A (TE)-structure \(\nabla \) over a complex manifold M is a meromorphic connection defined on a holomorphic vector bundle over \({\mathbb {C}}\times M\), with poles of Poincaré rank one along \(\{ 0 \} \times M\). Under a mild additional condition (the so-called unfolding condition), \(\nabla \) induces a multiplication on TM and a vector field on M (the Euler field), which make M into an F-manifold with Euler field. By taking the pullbacks of \(\nabla \) under the inclusions \(\{ z\} \times M \rightarrow {\mathbb {C}}\times M\)\((z\in \mathbb {C}^*)\), we obtain a family of flat connections on vector bundles over M, parameterized by \(z\in {\mathbb {C}}^{*}\). The properties of such a family of connections give rise to the notion of (T)-structure. Therefore, any (TE)-structure underlies a (T)-structure, but the converse is not true. The unfolding condition can be defined also for (T)-structures. A (T)-structure with the unfolding condition induces on its parameter space the structure of an F-manifold (without Euler field). After a brief review on the theory of (T)- and (TE)-structures, we determine normal forms for the equivalence classes, under formal isomorphisms, of (T)-structures which induce a given irreducible germ of two-dimensional F-manifolds.

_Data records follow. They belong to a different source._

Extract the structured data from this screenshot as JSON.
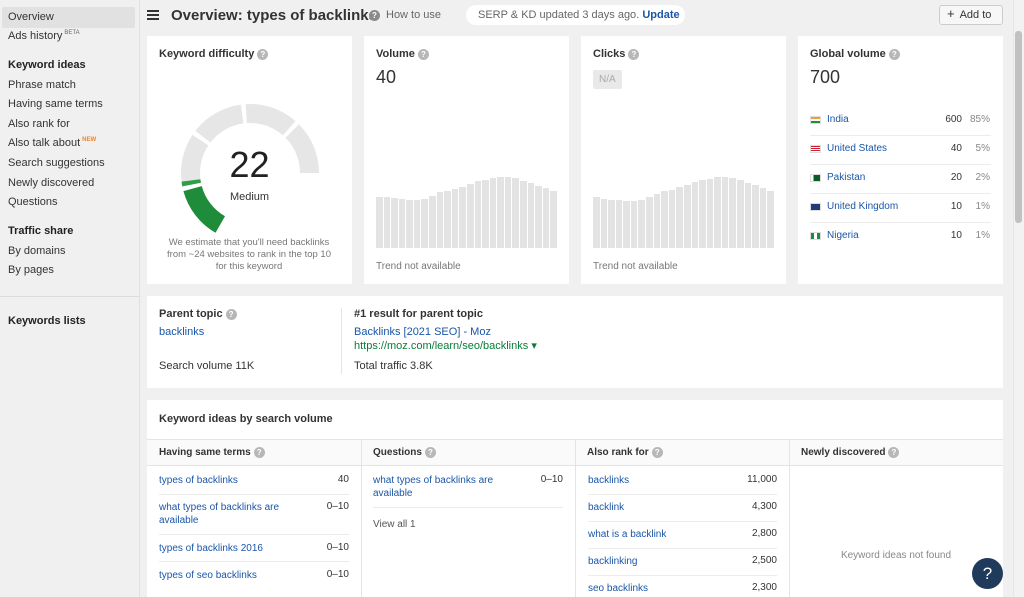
{
  "sidebar": {
    "overview": "Overview",
    "ads_history": "Ads history",
    "ads_history_badge": "BETA",
    "keyword_ideas_head": "Keyword ideas",
    "items": [
      {
        "label": "Phrase match"
      },
      {
        "label": "Having same terms"
      },
      {
        "label": "Also rank for"
      },
      {
        "label": "Also talk about",
        "badge": "NEW"
      },
      {
        "label": "Search suggestions"
      },
      {
        "label": "Newly discovered"
      },
      {
        "label": "Questions"
      }
    ],
    "traffic_share_head": "Traffic share",
    "traffic_items": [
      {
        "label": "By domains"
      },
      {
        "label": "By pages"
      }
    ],
    "keywords_lists": "Keywords lists"
  },
  "header": {
    "title": "Overview: types of backlinks",
    "how_to_use": "How to use",
    "serp_status": "SERP & KD updated 3 days ago.",
    "update_link": "Update",
    "add_to": "Add to"
  },
  "kd": {
    "title": "Keyword difficulty",
    "value": "22",
    "level": "Medium",
    "fraction": 0.22,
    "note": "We estimate that you'll need backlinks from ~24 websites to rank in the top 10 for this keyword",
    "color": "#2e9e48"
  },
  "volume": {
    "title": "Volume",
    "value": "40",
    "trend": "Trend not available",
    "bars": [
      0.62,
      0.62,
      0.61,
      0.6,
      0.58,
      0.58,
      0.6,
      0.63,
      0.68,
      0.7,
      0.72,
      0.74,
      0.78,
      0.82,
      0.83,
      0.85,
      0.87,
      0.86,
      0.85,
      0.82,
      0.79,
      0.76,
      0.73,
      0.7
    ]
  },
  "clicks": {
    "title": "Clicks",
    "value": "N/A",
    "trend": "Trend not available",
    "bars": [
      0.62,
      0.6,
      0.59,
      0.58,
      0.57,
      0.57,
      0.59,
      0.62,
      0.66,
      0.69,
      0.71,
      0.74,
      0.77,
      0.81,
      0.83,
      0.84,
      0.86,
      0.86,
      0.85,
      0.83,
      0.79,
      0.77,
      0.73,
      0.7
    ]
  },
  "global_volume": {
    "title": "Global volume",
    "value": "700",
    "countries": [
      {
        "name": "India",
        "volume": "600",
        "pct": "85%",
        "flag": "india-flag"
      },
      {
        "name": "United States",
        "volume": "40",
        "pct": "5%",
        "flag": "us-flag"
      },
      {
        "name": "Pakistan",
        "volume": "20",
        "pct": "2%",
        "flag": "pakistan-flag"
      },
      {
        "name": "United Kingdom",
        "volume": "10",
        "pct": "1%",
        "flag": "uk-flag"
      },
      {
        "name": "Nigeria",
        "volume": "10",
        "pct": "1%",
        "flag": "nigeria-flag"
      }
    ]
  },
  "parent_topic": {
    "title": "Parent topic",
    "keyword": "backlinks",
    "search_volume": "Search volume 11K",
    "result_title": "#1 result for parent topic",
    "result_link": "Backlinks [2021 SEO] - Moz",
    "result_url": "https://moz.com/learn/seo/backlinks",
    "total_traffic": "Total traffic 3.8K"
  },
  "keyword_ideas": {
    "title": "Keyword ideas by search volume",
    "columns": [
      {
        "head": "Having same terms",
        "rows": [
          {
            "kw": "types of backlinks",
            "val": "40"
          },
          {
            "kw": "what types of backlinks are available",
            "val": "0–10"
          },
          {
            "kw": "types of backlinks 2016",
            "val": "0–10"
          },
          {
            "kw": "types of seo backlinks",
            "val": "0–10"
          }
        ]
      },
      {
        "head": "Questions",
        "rows": [
          {
            "kw": "what types of backlinks are available",
            "val": "0–10"
          }
        ],
        "view_all": "View all 1"
      },
      {
        "head": "Also rank for",
        "rows": [
          {
            "kw": "backlinks",
            "val": "11,000"
          },
          {
            "kw": "backlink",
            "val": "4,300"
          },
          {
            "kw": "what is a backlink",
            "val": "2,800"
          },
          {
            "kw": "backlinking",
            "val": "2,500"
          },
          {
            "kw": "seo backlinks",
            "val": "2,300"
          }
        ]
      },
      {
        "head": "Newly discovered",
        "empty": "Keyword ideas not found"
      }
    ]
  },
  "help_fab": "?"
}
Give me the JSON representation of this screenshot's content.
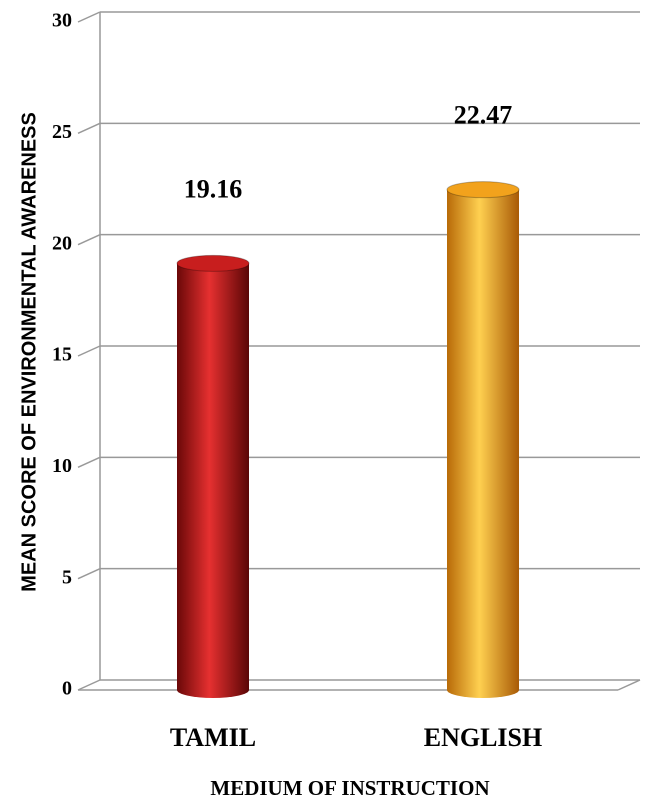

复流形M上的（TE）结构\（\ nabla \）是在\（{\ mathbb {C}} \ times M \}上的全纯矢量束上定义的亚纯连接，庞加莱的极点沿着\（\ {0 \} \ times M \）。在适度的附加条件下（所谓的展开条件），\（\ nabla \）在TM上引起乘法，在M上引起矢量场（欧拉场），这使M成为具有Euler场的F流形。通过在\（\ {z \} \ times M \ rightarrow {\ mathbb {C}} \ times M \）下包含\（\ nabla \）的回调\（（z \ in \ mathbb {C} ^ *）\）中，我们在M上的矢量束上获得了一组平面连接，其参数由\（z \ in {\ mathbb {C}} ^ {*} \参数化。这种连接族的性质引起了（T）-结构的概念。因此，任何（TE）结构都在（T）结构的基础上，但是反之则不成立。展开条件也可以针对（T）结构来定义。具有展开条件的（T）结构在其参数空间上诱导F流形的结构（无欧拉场）。在简要回顾了（T）-和（TE）-结构，我们在（T）-结构的形式同构下确定等价类的正规形式，这些形式诱导给定的不可约二维F-流形细菌。